0
votes

From two columns soldier and superior I am trying to create a list column of the superior ranks above each soldier that I can later unnest to form long data will all ranks above each soldier's rank. So for "Srg" the values would be "Lt, Maj, Col, Gen", and for "Maj" the value would be "Col, Gen".

Currently the only way I've found to apply this for-loop to the entire dataframe using purrr::pmap() requires me to hardcode in variable and dataframe names into the for-loop.

Is there a way I could extract these ranks in a more generalizable function that took data and variable names as arguments?

library(dplyr)
library(tidyr)
library(purrr)

# Create test data
data <-
  dplyr::tibble(
    soldier = c("Srg", "Lt", "Maj", "Col", "Gen"),
    superior  = c("Lt", "Maj", "Col", "Gen", NA)
  )

# Define custom function
get_ranks_above <- function(id, max_steps = 5){

  ranks_above <- vector("list", length = max_steps)

  for (i in 1:max_steps) {
    ranks_above[[i]] <- 
      data.frame(
        superior_list = data$superior[data$soldier == id]
      )

    id <- ranks_above[[i]]$superior_list
  }

  do.call(rbind, ranks_above)
}

# Apply custom function
data_ranked <- 
  data %>%
  mutate(
    ranks_above = pmap(
      list(id = soldier), 
      get_ranks_above
    )
  )

# Unnest list column and add numeric ranks
data_ranked %>% 
  unnest(ranks_above) %>% 
  drop_na() %>% 
  group_by(soldier) %>% 
  mutate(rank_from_top = seq(n(),1)) %>% 
  ungroup()

When I try to write the custom function get_ranks_above() with arguments for data and variable names I get an error message: Error in mutate_impl(.data, dots) : Evaluation error: Element 1 has length 2, not 1 or 5..

get_ranks_above <- function(data, id = soldier, lower_rank = data$soldier, upper_rank = data$superior, max_steps = 5){

  ranks_above <- vector("list", length = max_steps)

  for (i in 1:max_steps) {
    ranks_above[[i]] <- 
      data.frame(
        superior_list = upper_rank[lower_rank == id]
      )

    id <- ranks_above[[i]]$superior_list
  }

  do.call(rbind, ranks_above)
}

data_ranked <- 
  data %>%
  mutate(
    ranks_above = pmap(
      list(
        data = data, 
        id = soldier, 
        lower_rank = data$soldier, 
        upper_rank = data$superior, 
        max_steps = 5
      ), 
      get_ranks_above
    )
  )
2

2 Answers

0
votes

I think the simplest way to do what you are trying to do is to use an ordered factor to compare ranks with each other.
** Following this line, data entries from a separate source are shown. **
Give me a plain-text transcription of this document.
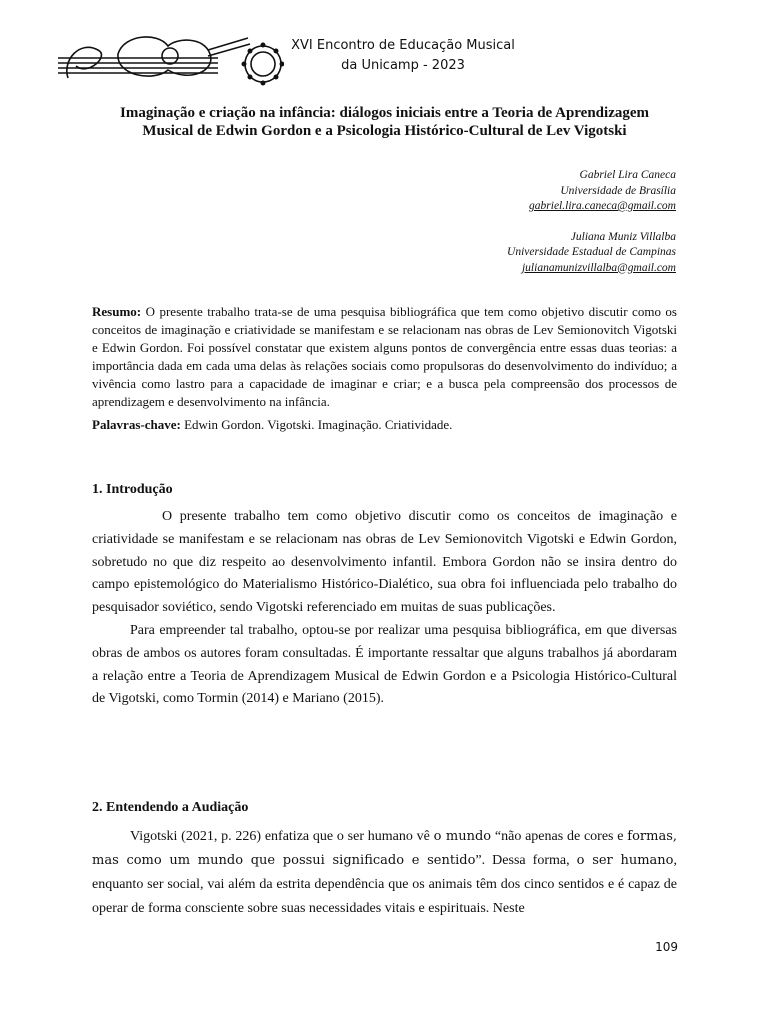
XVI Encontro de Educação Musical
da Unicamp - 2023
Imaginação e criação na infância: diálogos iniciais entre a Teoria de Aprendizagem
Musical de Edwin Gordon e a Psicologia Histórico-Cultural de Lev Vigotski
Gabriel Lira Caneca
Universidade de Brasília
gabriel.lira.caneca@gmail.com
Juliana Muniz Villalba
Universidade Estadual de Campinas
julianamunizvillalba@gmail.com
Resumo: O presente trabalho trata-se de uma pesquisa bibliográfica que tem como objetivo discutir como os conceitos de imaginação e criatividade se manifestam e se relacionam nas obras de Lev Semionovitch Vigotski e Edwin Gordon. Foi possível constatar que existem alguns pontos de convergência entre essas duas teorias: a importância dada em cada uma delas às relações sociais como propulsoras do desenvolvimento do indivíduo; a vivência como lastro para a capacidade de imaginar e criar; e a busca pela compreensão dos processos de aprendizagem e desenvolvimento na infância.
Palavras-chave: Edwin Gordon. Vigotski. Imaginação. Criatividade.
1. Introdução

O presente trabalho tem como objetivo discutir como os conceitos de imaginação e criatividade se manifestam e se relacionam nas obras de Lev Semionovitch Vigotski e Edwin Gordon, sobretudo no que diz respeito ao desenvolvimento infantil. Embora Gordon não se insira dentro do campo epistemológico do Materialismo Histórico-Dialético, sua obra foi influenciada pelo trabalho do pesquisador soviético, sendo Vigotski referenciado em muitas de suas publicações.

Para empreender tal trabalho, optou-se por realizar uma pesquisa bibliográfica, em que diversas obras de ambos os autores foram consultadas. É importante ressaltar que alguns trabalhos já abordaram a relação entre a Teoria de Aprendizagem Musical de Edwin Gordon e a Psicologia Histórico-Cultural de Vigotski, como Tormin (2014) e Mariano (2015).

2. Entendendo a Audiação

Vigotski (2021, p. 226) enfatiza que o ser humano vê o mundo “não apenas de cores e formas, mas como um mundo que possui significado e sentido”. Dessa forma, o ser humano, enquanto ser social, vai além da estrita dependência que os animais têm dos cinco sentidos e é capaz de operar de forma consciente sobre suas necessidades vitais e espirituais. Neste

109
Here I can use parse_factor to create the ordered factor, using ranks as the levels and specifying that the levels should be ordered as given (note that ranks is already in order). That makes the superior easy to determine, we just go through the ranks and check which ones are > than our current soldier, and subset ranks accordingly. Then we can unnest as desired and have a our long form data.

library(tidyverse)
ranks <- c("Srg", "Lt", "Maj", "Col", "Gen")
set.seed(12345)
some_soldiers <- tibble(
  soldier = sample(ranks, 5)
)
some_soldiers
#> # A tibble: 5 x 1
#>   soldier
#>   <chr>  
#> 1 Col    
#> 2 Gen    
#> 3 Maj    
#> 4 Lt     
#> 5 Srg

some_soldiers %>%
  mutate(
    soldier = parse_factor(soldier, levels = ranks, ordered = TRUE),
    superior = map(soldier, ~ ranks[which(ranks > .x)])
  ) %>%
  unnest()
#> # A tibble: 10 x 2
#>    soldier superior
#>    <ord>   <chr>   
#>  1 Col     Gen     
#>  2 Maj     Col     
#>  3 Maj     Gen     
#>  4 Lt      Maj     
#>  5 Lt      Col     
#>  6 Lt      Gen     
#>  7 Srg     Lt      
#>  8 Srg     Maj     
#>  9 Srg     Col     
#> 10 Srg     Gen

Created on 2018-08-21 by the reprex package (v0.2.0).

0
votes

I would tackle this problem with ordered factors. Once you have a table with all the information, you can easily merge it to any data frame. General idea:

library(dplyr)
library(purrr)
sld_levels <- c("Srg", "Lt", "Maj", "Col", "Gen")
tibble(sld_rank = factor(sld_levels, 
                         levels = sld_levels, 
                         ordered = TRUE)) %>% 
  mutate(rank_above = map(.x = sld_rank, ~sld_rank[.x < sld_rank]))